Topic ‘X’ may have been included in one antique CLAT paper long ago. In contrast, you may discover that the worth of topic ‘Y’ reaches its eight-mark-Everest on the second Sunday of May every single year. By no means should you ignore the former – but it wouldn’t seem unwise to lay greater emphasis on the latter.
- AND THEN THERE WERE (N)ONE: When no other being can enter or exit an island, the murderer must be one of the ten people stuck there.
You don’t even have to choose between ten, but in fact less than half of that number. What next? Be the Scotland Yard detective, and strike down the least likely perpetrator! Repeat till you are left with the one notorious assassin, err, right answer. Shout out: And Then There Were (n)One!Less fancy creatures term it the ‘Rule of Elimination’.

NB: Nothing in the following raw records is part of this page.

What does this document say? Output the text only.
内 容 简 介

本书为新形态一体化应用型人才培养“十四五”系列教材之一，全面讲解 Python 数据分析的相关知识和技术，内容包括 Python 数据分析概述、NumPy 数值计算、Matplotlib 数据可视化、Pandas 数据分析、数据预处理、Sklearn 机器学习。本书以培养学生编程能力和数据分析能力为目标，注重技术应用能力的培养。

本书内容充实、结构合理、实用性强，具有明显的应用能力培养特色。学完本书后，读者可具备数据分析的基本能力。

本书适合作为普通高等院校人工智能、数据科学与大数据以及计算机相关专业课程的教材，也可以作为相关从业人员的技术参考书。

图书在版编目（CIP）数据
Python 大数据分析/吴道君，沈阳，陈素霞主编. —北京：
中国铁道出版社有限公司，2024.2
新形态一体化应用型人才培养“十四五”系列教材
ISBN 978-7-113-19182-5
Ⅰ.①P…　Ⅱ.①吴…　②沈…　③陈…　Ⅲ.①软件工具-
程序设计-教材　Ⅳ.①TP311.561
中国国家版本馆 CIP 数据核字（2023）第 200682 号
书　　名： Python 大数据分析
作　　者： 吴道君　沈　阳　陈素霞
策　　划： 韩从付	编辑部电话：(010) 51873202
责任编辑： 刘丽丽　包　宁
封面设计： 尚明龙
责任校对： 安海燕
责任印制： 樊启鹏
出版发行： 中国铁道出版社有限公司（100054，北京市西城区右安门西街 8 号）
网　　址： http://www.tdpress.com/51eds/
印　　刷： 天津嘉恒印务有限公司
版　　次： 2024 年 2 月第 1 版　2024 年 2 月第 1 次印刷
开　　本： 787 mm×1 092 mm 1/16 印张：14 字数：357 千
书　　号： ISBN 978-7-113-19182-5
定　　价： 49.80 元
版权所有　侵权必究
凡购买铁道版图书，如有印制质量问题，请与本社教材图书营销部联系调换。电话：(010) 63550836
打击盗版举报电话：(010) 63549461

- THE RISK-RETURN TRADE-OFF: There exists a very real relationship between the amount of return gained on an investment and the amount of risk undertaken in that investment.
If marks were eggs, the paper might just choose to put half a dozen of them in one basket. Indeed, these are the problems in Logical Reasoning which you either figure out or you don’t. Must you put your skates on and jump in? Or must you look the other way and focus on the other thirty-five marks? Neither.
Base your decision on:
(a) how difficult the problemlooks (because scientifically speaking!, difficulty is inversely proportional to time),
(b) how lengthy the rest of the section is (as is length),
(c) whether it could possibly prejudice the rest of this section in your paper (by soaking in an unfair amount of time and energy), and
(d) whether you have sufficient practice in attempting (and solving) such questions (make sure you find yourself nodding to this! Get going already.)
- THERE’S A 60’S SONG FOR EVERYTHING:No one told you when to run, you missed the starting gun. Strive to ensure that are unable (yes, unable) to relate to these words! Working on the assumption that you have already figured out the share of two hours (say ‘T’) you wish to devote to Logical Reasoning, take out a minute before you begin and skim through the section like a newspaper section you don’t enjoy but must pay attention to. Make a mental note of how you wish to divide ‘T’. Think of it like a cake: the fat boy (in this context, the most mind-boggling questions) must get the biggest share. Be a responsible/responsive host, and keep everyone happy (score your level best, that is).
For believe me, they got the cliché wrong. All’s well that begins well.
Why do I jump the fence and draw insight from seemingly far-flung fields like Literature, Music and Business?Because I can.